フィラデルフィア・フライヤーズvs.ピッツバーグ・ペンギンズ戦のハイライト映像。それにしても、フライヤーズ、延長戦がやたら多くね?

【深堀りコラム】🔥現役でシュートアウトが上手い選手(2025–26シーズン中心)

◯キリル・マルチェンコ(Columbus Blue Jackets)

 現在のシーズンではゼグラスと並んで最多クラスのシュートアウト得点数を記録しており、5得点という数字を達成している。成功率も非常に高く、チームにとって“決定的な一撃”を生み出せる選手として評価されている。

◯アドリアン・ケンペ(Los Angeles Kings)

 マルチェンコと同じくこのシーズンで5得点と多くのシュートアウト得点を挙げているベテランで、決定力の確かさが際立っている。ただ多く打っている分、成功率自体はゼグラスほど飛び抜けていないが、勝負どころでの得点力は信頼できる。

◯ナゼム・カドリ(Colorado Avalanche)

 こちらも成功率100%と(サンプル数は少ないものの)高い精度を維持している。ケンペらと同じようにシーズンで上位に名を連ね、効率の良さでは注目に値する。

◯ジェイソン・ロバートソン(Dallas Stars)

 成功率こそゼグラスやマルチェンコに及ばないものの、キャリア通算でも高い成功率を保つタイプとして知られる。

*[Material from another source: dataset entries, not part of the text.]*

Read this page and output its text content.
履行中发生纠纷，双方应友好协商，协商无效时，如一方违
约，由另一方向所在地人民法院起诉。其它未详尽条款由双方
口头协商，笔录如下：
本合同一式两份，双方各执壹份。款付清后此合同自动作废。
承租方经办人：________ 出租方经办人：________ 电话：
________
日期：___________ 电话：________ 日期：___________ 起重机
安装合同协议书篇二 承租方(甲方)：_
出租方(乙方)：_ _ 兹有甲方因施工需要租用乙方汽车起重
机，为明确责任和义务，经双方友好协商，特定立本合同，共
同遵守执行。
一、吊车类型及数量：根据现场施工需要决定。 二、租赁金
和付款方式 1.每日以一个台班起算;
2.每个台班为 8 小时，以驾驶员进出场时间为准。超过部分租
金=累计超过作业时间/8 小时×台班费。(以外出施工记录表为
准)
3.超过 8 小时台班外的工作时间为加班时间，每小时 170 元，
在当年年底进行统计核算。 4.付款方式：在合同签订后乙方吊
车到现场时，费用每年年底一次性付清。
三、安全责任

キャリア通算で見ると、現役選手でもゼグラスに次ぐ高順位に位置することもあり、安定感がポイント。

📊「効率」で見ると特に注目の選手

 キリル・マルチェンコは成功率も高く、シーズン中の得点数でゼグラスと並ぶことから「最も頼れるシュートアウトアーティストの一人」と言える存在。

 アドリアン・ケンペやナゼム・カドリはまだサンプル数が少ないものの、成功時のインパクトが大きく、契約年数を重ねても期待できるシュートアウト技術の持ち主。(Cloudinary

 ジェイソン・ロバートソンは総合力と成功率のバランスが良く、実績でも継続的に評価されるタイプ。

🏆現役トップクラスのシュートアウト才能

 ゼグラス自身も現役ではキャリア成功率66.7%前後でトップクラス(最低10ショット以上の条件)に位置しており、歴史的な名手とも比較されるレベルである。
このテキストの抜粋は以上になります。